Até novembro do ano passado, em determinadas épocas, 90% das mães usavam fórmulas lácteas na alimentação dos bebês – número que já diminuiu para 35% em março deste ano. E a intenção é chegar aos 25% em breve. “O leite materno não só é importante na vivência mãe e filho ou no desenvolvimento da criança, mas também é importante na prevenção de diversas doenças dos mais variados tipos”, destaca André.
Segundo dados da Rede Internacional em Defesa do Direito de Amamentar (IBFAN), crianças amamentadas com o leite materno sofrem 68 vezes menos com doenças na infância do que aquelas que não são alimentadas no peito durante os seis primeiros meses de vida.

Desmistificar
Tanto André quanto Leslie são enfáticos ao afirmar que as mães chegam ao pré-natal ou após o parto já com muitas informações sobre a amamentação, mas que nem tudo o que se passa nas conversas familiares e entre amigas é o correto. “Na verdade cada bebê tem a sua particularidade. Não é porque você fez tal coisa na primeira gestação e deu certo que na segunda vai funcionar também”, reitera o médico André Prado.
Leslie Zonho lembra que os profissionais da medicina ou da enfermagem precisam desmistificar culturas. “Isso contribuía bastante para elevar o índice de fórmulas. Relatos de bico do seio rachado, leite empedrado e que o leite secou são frequentes. A equipe tem atuado nestas dificuldades”, conta.

 

 

Aline amamentou a 1ª filha por quase dois anos e quer repetir ato com Isabella. (Foto: Rui Carlos)

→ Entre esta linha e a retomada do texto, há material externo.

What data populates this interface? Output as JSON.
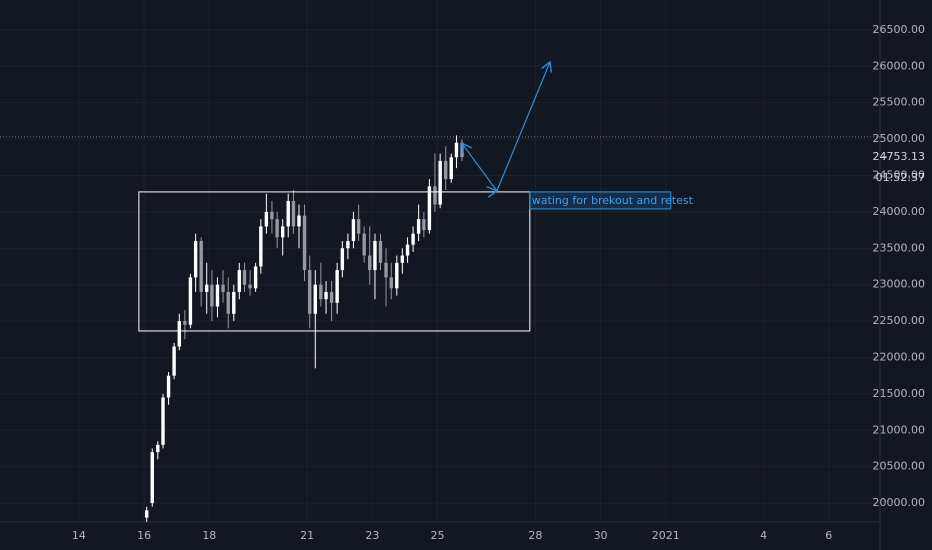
{
  "chart_data": {
    "type": "candlestick",
    "x": [
      16.08,
      16.25,
      16.42,
      16.58,
      16.75,
      16.92,
      17.08,
      17.25,
      17.42,
      17.58,
      17.75,
      17.92,
      18.08,
      18.25,
      18.42,
      18.58,
      18.75,
      18.92,
      19.08,
      19.25,
      19.42,
      19.58,
      19.75,
      19.92,
      20.08,
      20.25,
      20.42,
      20.58,
      20.75,
      20.92,
      21.08,
      21.25,
      21.42,
      21.58,
      21.75,
      21.92,
      22.08,
      22.25,
      22.42,
      22.58,
      22.75,
      22.92,
      23.08,
      23.25,
      23.42,
      23.58,
      23.75,
      23.92,
      24.08,
      24.25,
      24.42,
      24.58,
      24.75,
      24.92,
      25.08,
      25.25,
      25.42,
      25.58,
      25.75
    ],
    "open": [
      19800,
      20000,
      20700,
      20800,
      21450,
      21750,
      22150,
      22500,
      22450,
      23100,
      23600,
      22900,
      23000,
      22700,
      23000,
      22900,
      22600,
      22900,
      23200,
      23000,
      22950,
      23250,
      23800,
      24000,
      23900,
      23650,
      23800,
      24150,
      23800,
      23950,
      23200,
      22600,
      23000,
      22800,
      22900,
      22750,
      23200,
      23500,
      23600,
      23900,
      23700,
      23400,
      23200,
      23600,
      23300,
      23100,
      22950,
      23300,
      23400,
      23550,
      23700,
      23900,
      23750,
      24350,
      24100,
      24700,
      24450,
      24750,
      24950
    ],
    "high": [
      19950,
      20750,
      20850,
      21500,
      21800,
      22200,
      22600,
      22650,
      23150,
      23700,
      23650,
      23300,
      23200,
      23100,
      23200,
      23100,
      23000,
      23300,
      23300,
      23200,
      23300,
      23900,
      24250,
      24150,
      24000,
      23900,
      24250,
      24300,
      24100,
      24100,
      23400,
      23200,
      23300,
      23050,
      23050,
      23300,
      23600,
      23700,
      24000,
      24100,
      23800,
      23800,
      23700,
      23700,
      23500,
      23300,
      23400,
      23500,
      23650,
      23800,
      24100,
      24000,
      24450,
      24800,
      24800,
      24900,
      24800,
      25050,
      25000
    ],
    "low": [
      19740,
      19950,
      20600,
      20750,
      21350,
      21700,
      22100,
      22250,
      22400,
      22900,
      22700,
      22600,
      22500,
      22550,
      22750,
      22400,
      22500,
      22800,
      22900,
      22850,
      22900,
      23150,
      23700,
      23700,
      23500,
      23400,
      23650,
      23700,
      23500,
      23050,
      22400,
      21850,
      22700,
      22600,
      22500,
      22600,
      23100,
      23350,
      23500,
      23600,
      23300,
      23000,
      22800,
      23200,
      22700,
      22800,
      22850,
      23150,
      23300,
      23450,
      23600,
      23650,
      23700,
      24000,
      24050,
      24300,
      24400,
      24600,
      24700
    ],
    "close": [
      19900,
      20700,
      20800,
      21450,
      21750,
      22150,
      22500,
      22450,
      23100,
      23600,
      22900,
      23000,
      22700,
      23000,
      22900,
      22600,
      22900,
      23200,
      23000,
      22950,
      23250,
      23800,
      24000,
      23900,
      23650,
      23800,
      24150,
      23800,
      23950,
      23200,
      22600,
      23000,
      22800,
      22900,
      22750,
      23200,
      23500,
      23600,
      23900,
      23700,
      23400,
      23200,
      23600,
      23300,
      23100,
      22950,
      23300,
      23400,
      23550,
      23700,
      23900,
      23750,
      24350,
      24100,
      24700,
      24450,
      24750,
      24950,
      24753.13
    ],
    "up_color": "#ffffff",
    "down_color": "#9598a1",
    "xlim": [
      11.58,
      38.57
    ],
    "ylim": [
      19740,
      26910
    ],
    "xticks": [
      14,
      16,
      18,
      21,
      23,
      25,
      28,
      30,
      {
        "value": 32,
        "label": "2021"
      },
      {
        "value": 35,
        "label": "4"
      },
      {
        "value": 37,
        "label": "6"
      }
    ],
    "yticks": [
      {
        "value": 20000,
        "label": "20000.00"
      },
      {
        "value": 20500,
        "label": "20500.00"
      },
      {
        "value": 21000,
        "label": "21000.00"
      },
      {
        "value": 21500,
        "label": "21500.00"
      },
      {
        "value": 22000,
        "label": "22000.00"
      },
      {
        "value": 22500,
        "label": "22500.00"
      },
      {
        "value": 23000,
        "label": "23000.00"
      },
      {
        "value": 23500,
        "label": "23500.00"
      },
      {
        "value": 24000,
        "label": "24000.00"
      },
      {
        "value": 24500,
        "label": "24500.00"
      },
      {
        "value": 25000,
        "label": "25000.00"
      },
      {
        "value": 25500,
        "label": "25500.00"
      },
      {
        "value": 26000,
        "label": "26000.00"
      },
      {
        "value": 26500,
        "label": "26500.00"
      }
    ],
    "grid": true,
    "countdown": "01:52:37",
    "dotted_line": 25030,
    "rectangle": {
      "x": [
        15.84,
        27.83
      ],
      "y": [
        22364,
        24274
      ],
      "color": "#ffffff"
    },
    "arrow": {
      "x": [
        25.75,
        26.82,
        28.45
      ],
      "y": [
        24940,
        24288,
        26060
      ],
      "color": "#2a8ee0"
    },
    "annotation": "wating for brekout and retest"
  }
}
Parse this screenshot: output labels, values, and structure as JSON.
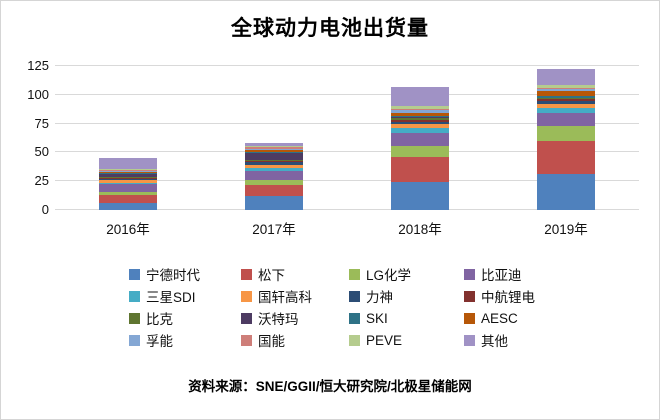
{
  "title": "全球动力电池出货量",
  "source": "资料来源：SNE/GGII/恒大研究院/北极星储能网",
  "colors": {
    "background": "#ffffff",
    "frame_border": "#d5d5d5",
    "gridline": "#d9d9d9",
    "text": "#111111"
  },
  "chart_data": {
    "type": "bar",
    "stacked": true,
    "title": "全球动力电池出货量",
    "xlabel": "",
    "ylabel": "",
    "ylim": [
      0,
      125
    ],
    "yticks": [
      0,
      25,
      50,
      75,
      100,
      125
    ],
    "grid": true,
    "legend_position": "bottom",
    "unit_hint": "GWh",
    "categories": [
      "2016年",
      "2017年",
      "2018年",
      "2019年"
    ],
    "series": [
      {
        "name": "宁德时代",
        "color": "#4F81BD",
        "values": [
          6.5,
          11.8,
          24.0,
          31.5
        ]
      },
      {
        "name": "松下",
        "color": "#C0504D",
        "values": [
          6.5,
          10.0,
          22.0,
          28.5
        ]
      },
      {
        "name": "LG化学",
        "color": "#9BBB59",
        "values": [
          2.3,
          4.5,
          9.5,
          13.0
        ]
      },
      {
        "name": "比亚迪",
        "color": "#8064A2",
        "values": [
          7.0,
          7.2,
          11.5,
          10.8
        ]
      },
      {
        "name": "三星SDI",
        "color": "#45ACC5",
        "values": [
          1.2,
          2.8,
          4.5,
          5.0
        ]
      },
      {
        "name": "国轩高科",
        "color": "#F79646",
        "values": [
          2.3,
          3.2,
          3.3,
          3.4
        ]
      },
      {
        "name": "力神",
        "color": "#2C4D75",
        "values": [
          1.2,
          2.0,
          2.0,
          2.3
        ]
      },
      {
        "name": "中航锂电",
        "color": "#82312E",
        "values": [
          0.8,
          0.7,
          1.0,
          1.7
        ]
      },
      {
        "name": "比克",
        "color": "#5F7530",
        "values": [
          1.2,
          1.6,
          1.8,
          0.9
        ]
      },
      {
        "name": "沃特玛",
        "color": "#4D3B62",
        "values": [
          2.5,
          5.5,
          1.0,
          0.3
        ]
      },
      {
        "name": "SKI",
        "color": "#2E7286",
        "values": [
          0.5,
          0.8,
          1.2,
          2.0
        ]
      },
      {
        "name": "AESC",
        "color": "#B65708",
        "values": [
          1.5,
          1.8,
          2.8,
          3.9
        ]
      },
      {
        "name": "孚能",
        "color": "#84A7D4",
        "values": [
          0.6,
          1.3,
          2.0,
          1.5
        ]
      },
      {
        "name": "国能",
        "color": "#CE7E79",
        "values": [
          0.8,
          1.5,
          1.2,
          1.2
        ]
      },
      {
        "name": "PEVE",
        "color": "#B5CC8E",
        "values": [
          0.8,
          1.4,
          2.2,
          2.2
        ]
      },
      {
        "name": "其他",
        "color": "#A092C5",
        "values": [
          9.3,
          1.9,
          17.0,
          14.5
        ]
      }
    ],
    "totals": [
      45.0,
      58.0,
      107.0,
      122.7
    ]
  },
  "layout_labels": {
    "y_axis_name": "y-axis",
    "x_axis_name": "x-axis"
  }
}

Aline amamentou a 1ª filha por quase dois anos e quer repetir ato com Isabella. (Foto: Rui Carlos)

Ações

A enfermeira explica algumas ações realizadas nos últimos meses. “Fazemos agora a visita diária da enfermagem, com atendimento específico às mães cujos bebês tinham maior risco de hipoglicemia ou dificuldade para amamentar. Na UTI Neo, implantamos o aleitamento a beira leito, no qual a mãe recebe auxílio para fazer a ordenha do leite e este é imediatamente fornecido ao bebê”, conta.
A enfermeira lembra também que o bebê precisa ser estimulado e paciência também é necessária. “Os bebês não nascem sabendo sugar o peito da mãe, precisam ser estimulados para adquirir essa habilidade. É um esforço conjunto. Felizmente estamos vivendo uma nova realidade, sempre pensando no melhor para a mãe e bebê”, pontua.